Netflix is another app that has rearranged the social geography of my life. From my twenties through my mid-forties, I was a faithful movie-a-week film fan—movies in theaters I mean. Sometimes I would go with friends, but most often I went alone. I craved the experience of sitting in a theatre with anonymous strangers, waiting for the lights to go down and previews to begin. This ritual was deeply rooted, and healthy. It got me out of the house once a week and put me in the path of inspiration—an artist’s date, with myself, to borrow a term from Julie Cameron’s excellent book The Artist’s Way. Sadly, the easy availability of streaming services for movies and TV series has dissolved this ritual over time.
This new life mediated through an iPad screen is deeply unsatisfying. I spend a lot of time mindlessly toggling between activities that once required real forethought and preparation from me. In their fully inflated 3D versions, these were actual events—a chess outing, a dinner out with friends, a solo trip to the movie theater. I had to dress for them and drive to them. They came with social obligations and sometimes the messiness and unpredictability that accompanies real relationships. Someone shows up an hour late and doesn’t call or says something offensive or insulting. Sometimes the pot roast burns in your friend’s oven or relationship drama swallows up the entire evening. Someone three rows back is talking through the movie. You get a flat tire on the drive into the city.
My iPad has made me lazy. There, I said it. Overuse of it has dulled my taste for the flavors of life that were once indispensable to me.
I still have a three-dimensional life—mine hasn’t been entirely compressed and digitized yet—but it is a shriveled crisp compared to what it was a few decades ago.
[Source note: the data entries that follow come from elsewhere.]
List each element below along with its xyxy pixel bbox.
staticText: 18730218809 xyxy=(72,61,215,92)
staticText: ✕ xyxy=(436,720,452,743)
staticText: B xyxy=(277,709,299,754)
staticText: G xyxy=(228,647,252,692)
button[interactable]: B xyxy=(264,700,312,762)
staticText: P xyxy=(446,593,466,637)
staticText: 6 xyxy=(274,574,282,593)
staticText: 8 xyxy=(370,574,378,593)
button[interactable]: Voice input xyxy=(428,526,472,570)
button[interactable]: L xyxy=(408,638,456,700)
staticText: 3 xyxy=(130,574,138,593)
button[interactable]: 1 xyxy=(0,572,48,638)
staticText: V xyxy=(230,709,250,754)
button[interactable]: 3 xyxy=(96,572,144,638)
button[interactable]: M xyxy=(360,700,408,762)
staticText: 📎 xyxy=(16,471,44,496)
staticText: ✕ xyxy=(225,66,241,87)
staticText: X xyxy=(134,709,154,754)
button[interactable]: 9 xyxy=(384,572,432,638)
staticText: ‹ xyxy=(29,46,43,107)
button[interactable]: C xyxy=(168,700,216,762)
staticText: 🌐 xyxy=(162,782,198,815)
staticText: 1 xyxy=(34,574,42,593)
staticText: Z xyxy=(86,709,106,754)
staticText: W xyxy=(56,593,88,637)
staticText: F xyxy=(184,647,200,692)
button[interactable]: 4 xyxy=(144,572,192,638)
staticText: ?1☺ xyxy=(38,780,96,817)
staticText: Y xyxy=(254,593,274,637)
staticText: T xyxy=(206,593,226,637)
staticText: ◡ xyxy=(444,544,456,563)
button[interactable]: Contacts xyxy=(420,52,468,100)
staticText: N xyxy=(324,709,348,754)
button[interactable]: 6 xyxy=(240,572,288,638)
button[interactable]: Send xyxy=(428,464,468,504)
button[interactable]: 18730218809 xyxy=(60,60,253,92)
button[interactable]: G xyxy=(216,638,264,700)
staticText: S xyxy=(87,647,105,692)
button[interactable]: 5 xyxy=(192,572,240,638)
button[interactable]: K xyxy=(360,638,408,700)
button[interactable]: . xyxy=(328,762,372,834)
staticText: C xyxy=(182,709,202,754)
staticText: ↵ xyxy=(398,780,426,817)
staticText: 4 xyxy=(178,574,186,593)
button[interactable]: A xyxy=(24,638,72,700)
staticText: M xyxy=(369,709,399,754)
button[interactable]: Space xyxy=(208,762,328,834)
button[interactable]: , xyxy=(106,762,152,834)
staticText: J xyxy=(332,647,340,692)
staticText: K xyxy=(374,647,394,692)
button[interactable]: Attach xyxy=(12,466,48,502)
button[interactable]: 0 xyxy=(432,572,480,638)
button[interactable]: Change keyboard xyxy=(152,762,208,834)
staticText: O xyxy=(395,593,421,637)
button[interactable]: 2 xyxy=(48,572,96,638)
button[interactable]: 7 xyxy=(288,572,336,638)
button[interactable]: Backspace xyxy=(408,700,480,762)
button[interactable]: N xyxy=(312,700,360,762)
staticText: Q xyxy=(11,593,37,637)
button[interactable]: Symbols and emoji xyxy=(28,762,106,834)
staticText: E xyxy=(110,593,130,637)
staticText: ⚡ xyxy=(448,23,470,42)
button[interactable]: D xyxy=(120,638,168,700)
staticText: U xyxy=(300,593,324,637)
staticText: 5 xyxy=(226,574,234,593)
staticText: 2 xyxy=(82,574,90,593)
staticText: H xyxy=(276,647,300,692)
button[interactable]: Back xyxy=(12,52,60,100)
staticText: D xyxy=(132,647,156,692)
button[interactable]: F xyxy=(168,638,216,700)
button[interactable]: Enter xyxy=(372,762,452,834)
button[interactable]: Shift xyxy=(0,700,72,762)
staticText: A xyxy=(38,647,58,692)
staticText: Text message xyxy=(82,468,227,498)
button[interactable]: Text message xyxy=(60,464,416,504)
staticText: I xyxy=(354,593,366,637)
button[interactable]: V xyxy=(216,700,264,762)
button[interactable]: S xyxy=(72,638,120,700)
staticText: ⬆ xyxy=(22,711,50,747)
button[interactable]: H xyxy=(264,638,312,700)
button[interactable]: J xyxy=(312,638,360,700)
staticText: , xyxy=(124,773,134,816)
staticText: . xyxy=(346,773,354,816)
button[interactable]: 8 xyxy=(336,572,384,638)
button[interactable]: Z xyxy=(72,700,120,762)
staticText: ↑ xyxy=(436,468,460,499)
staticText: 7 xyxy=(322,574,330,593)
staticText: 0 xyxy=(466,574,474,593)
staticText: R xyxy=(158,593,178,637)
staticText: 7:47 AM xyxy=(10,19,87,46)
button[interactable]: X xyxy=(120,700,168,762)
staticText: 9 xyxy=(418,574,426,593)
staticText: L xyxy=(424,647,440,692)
My iPad is not entirely to blame for this, but it has become the symbol for the tidal forces that have swept me out to this unhappy place.
When Steve Jobs rolled out the iPad in 2010, his whole pitch revolved around the fact that this device bundled activities that were previously only possible on separate devices. It was classic consumer capitalist logic, the easy assumption that we both want and need everything in our lives to be easier, more accessible, more streamlined, and more juiced with entertainment. I get the want part; Americans have certainly demonstrated a hunger for consumer products that reduce the friction in life and keep us perpetually entertained, but is the frictionless lifestyle actually good for us? I am increasingly convinced that it is not.
The iPad is an enabler for the sedentary, too-tired-to-go-out, mindlessly scrolling app-ification of American life. What can I do about it? The solution cannot revolve around platitudes about self-discipline or seeking balance. The iPad is not like any other consumer device I’ve owned. It is a siren calling out to me to pick it up, play with it, find something interesting. The hardware and software packaged within it was designed by an army of engineers who specialize in mining my attention. The only interventions that work for me are draconian ones—the “fast” or permanent abstention. The “Downtime” feature works well to limit the time of day when certain apps are available. The bottom line: I have yet to find a way to comfortably integrate this device into a healthy lifestyle.
I need more friction in my life, more time-consuming and inefficient but still pleasurable interactions. More conversation for the sake of it. Less time staring at a screen. More movement, in a car, on my two feet. This is the whole point of working out, to create friction, but the same basic principle applies to many other aspects of life. I’m learning this now.